Basics: Multi-Granularity Text Retrieval

The most basic use of DensePhrases is to retrieve phrases, sentences, paragraphs, or documents for your query.

from densephrases import DensePhrases

Load DensePhrases

model = DensePhrases( ... load_dir='princeton-nlp/densephrases-multi-query-multi', ... dump_dir='/path/to/densephrases-multi_wiki-20181220/dump' ... )

Search phrases

model.search('Who won the Nobel Prize in peace?', retrieval_unit='phrase', top_k=5) ['Denis Mukwege,', 'Theodore Roosevelt', 'Denis Mukwege', 'John Mott', 'Mother Teresa']

Search sentences

model.search('Why is the sky blue', retrieval_unit='sentence', top_k=1) ['The blue color is sometimes wrongly attributed to Rayleigh scattering, which is responsible for the color of the sky.']

Search paragraphs

model.search('How to become a great researcher', retrieval_unit='paragraph', top_k=1) ['... Levine said he believes the key to being a great researcher is having passion for research in and working on questions that the researcher is truly curious about. He said: "Have patience, persistence and enthusiasm and you’ll be fine."']

Search documents (Wikipedia titles)

model.search('What is the history of internet', retrieval_unit='document', top_k=3) ['Computer network', 'History of the World Wide Web', 'History of the Internet']

For batch queries, simply feed a list of queries as query. To get more detailed search results, set return_meta=True as follows:

Search phrases and get detailed results

phrases, metadata = model.search(['Who won the Nobel Prize in peace?', 'Name products of Apple.'], retrieval_unit='phrase', return_meta=True)

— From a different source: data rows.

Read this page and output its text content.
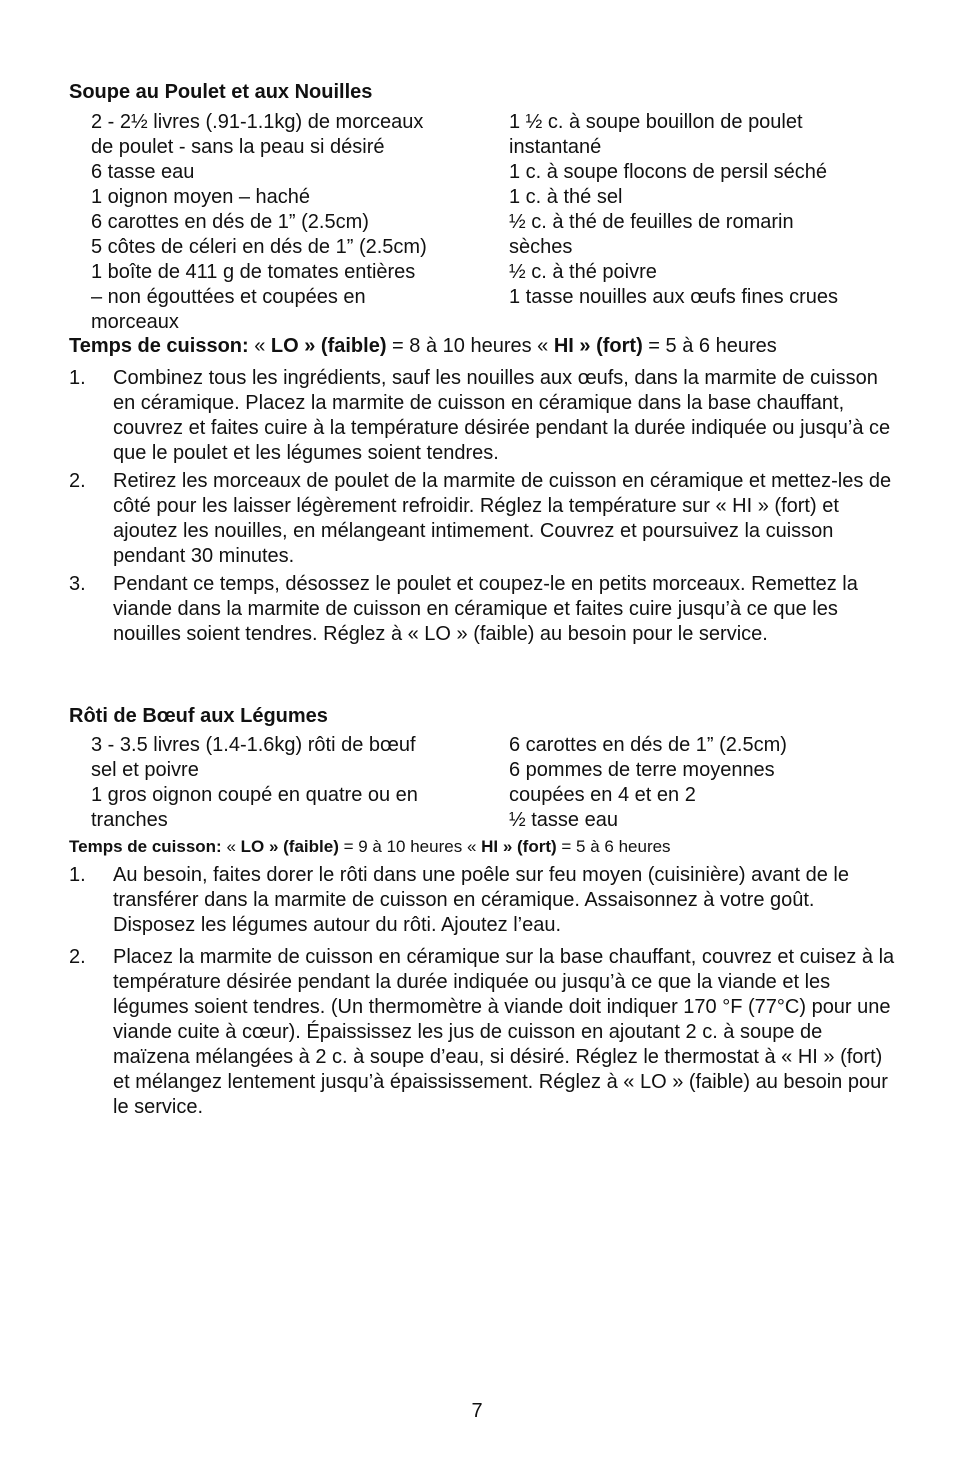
Soupe au Poulet et aux Nouilles
2 - 2½ livres (.91-1.1kg) de morceaux
de poulet - sans la peau si désiré
6 tasse eau
1 oignon moyen – haché
6 carottes en dés de 1” (2.5cm)
5 côtes de céleri en dés de 1” (2.5cm)
1 boîte de 411 g de tomates entières
– non égouttées et coupées en
morceaux
1 ½ c. à soupe bouillon de poulet
instantané
1 c. à soupe flocons de persil séché
1 c. à thé sel
½ c. à thé de feuilles de romarin
sèches
½ c. à thé poivre
1 tasse nouilles aux œufs fines crues
Temps de cuisson: « LO » (faible) = 8 à 10 heures « HI » (fort) = 5 à 6 heures
1.	Combinez tous les ingrédients, sauf les nouilles aux œufs, dans la marmite de cuisson en céramique. Placez la marmite de cuisson en céramique dans la base chauffant, couvrez et faites cuire à la température désirée pendant la durée indiquée ou jusqu’à ce que le poulet et les légumes soient tendres.
2.	Retirez les morceaux de poulet de la marmite de cuisson en céramique et mettez-les de côté pour les laisser légèrement refroidir. Réglez la température sur « HI » (fort) et ajoutez les nouilles, en mélangeant intimement. Couvrez et poursuivez la cuisson pendant 30 minutes.
3.	Pendant ce temps, désossez le poulet et coupez-le en petits morceaux. Remettez la viande dans la marmite de cuisson en céramique et faites cuire jusqu’à ce que les nouilles soient tendres. Réglez à « LO » (faible) au besoin pour le service.
Rôti de Bœuf aux Légumes
3 - 3.5 livres (1.4-1.6kg) rôti de bœuf
sel et poivre
1 gros oignon coupé en quatre ou en
tranches
6 carottes en dés de 1” (2.5cm)
6 pommes de terre moyennes
coupées en 4 et en 2
½ tasse eau
Temps de cuisson: « LO » (faible) = 9 à 10 heures « HI » (fort) = 5 à 6 heures
1.	Au besoin, faites dorer le rôti dans une poêle sur feu moyen (cuisinière) avant de le transférer dans la marmite de cuisson en céramique. Assaisonnez à votre goût. Disposez les légumes autour du rôti. Ajoutez l’eau.
2.	Placez la marmite de cuisson en céramique sur la base chauffant, couvrez et cuisez à la température désirée pendant la durée indiquée ou jusqu’à ce que la viande et les légumes soient tendres. (Un thermomètre à viande doit indiquer 170 °F (77°C) pour une viande cuite à cœur). Épaississez les jus de cuisson en ajoutant 2 c. à soupe de maïzena mélangées à 2 c. à soupe d’eau, si désiré. Réglez le thermostat à « HI » (fort) et mélangez lentement jusqu’à épaississement. Réglez à « LO » (faible) au besoin pour le service.
7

phrases[0] ['Denis Mukwege,', 'Theodore Roosevelt', 'Denis Mukwege', 'John Mott', 'Muhammad Yunus', ...]

metadata[0] [{'context': '... The most recent as of 2018, Denis Mukwege, was awarded his Peace Prize in 2018. ...', 'title': ['List of black Nobel laureates'], 'doc_idx': 5433697, 'start_pos': 558, 'end_pos': 572, 'start_idx': 15, 'end_idx': 16, 'score': 99.670166015625, ..., 'answer': 'Denis Mukwege,'}, ...]

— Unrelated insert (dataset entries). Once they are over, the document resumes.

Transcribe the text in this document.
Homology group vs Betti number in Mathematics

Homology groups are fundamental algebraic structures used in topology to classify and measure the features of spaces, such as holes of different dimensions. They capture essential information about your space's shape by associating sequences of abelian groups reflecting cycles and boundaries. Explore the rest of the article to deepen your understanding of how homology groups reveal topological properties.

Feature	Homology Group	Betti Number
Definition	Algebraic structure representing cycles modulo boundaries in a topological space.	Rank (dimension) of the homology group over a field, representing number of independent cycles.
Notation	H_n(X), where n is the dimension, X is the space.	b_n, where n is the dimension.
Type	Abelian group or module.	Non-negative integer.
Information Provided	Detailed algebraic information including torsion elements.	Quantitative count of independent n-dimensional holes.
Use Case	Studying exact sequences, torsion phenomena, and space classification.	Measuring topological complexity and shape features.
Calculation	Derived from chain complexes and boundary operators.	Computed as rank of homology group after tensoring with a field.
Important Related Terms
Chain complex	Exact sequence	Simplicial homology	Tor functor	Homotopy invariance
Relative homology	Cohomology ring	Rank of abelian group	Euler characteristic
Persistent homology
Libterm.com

Note that when the model returns phrases, it also returns passages in its metadata as described in our EMNLP paper.

CPU-only Mode

Load DensePhrases in CPU-only mode

model = DensePhrases( ... load_dir='princeton-nlp/densephrases-multi-query-multi', ... dump_dir='/path/to/densephrases-multi_wiki-20181220/dump', ... device='cpu', ... max_query_length=24, # reduce the maximum query length for a faster query encoding (optional) ... )

Changing the Index or the Encoder

Load DensePhrases with a smaller phrase index

model = DensePhrases( ... load_dir='princeton-nlp/densephrases-multi-query-multi', ... dump_dir='/path/to/densephrases-multi_wiki-20181220/dump', ... index_name='start/1048576_flat_OPQ96_small' ... )

Change the DensePhrases encoder to 'princeton-nlp/densephrases-multi-query-tqa' (trained on TriviaQA)

model.set_encoder('princeton-nlp/densephrases-multi-query-tqa')

Evaluation

import os

Evaluate loaded DensePhrases on Natural Questions

model.evaluate(test_path=os.path.join(os.environ['DATA_DIR'], 'open-qa/nq-open/test_preprocessed.json'))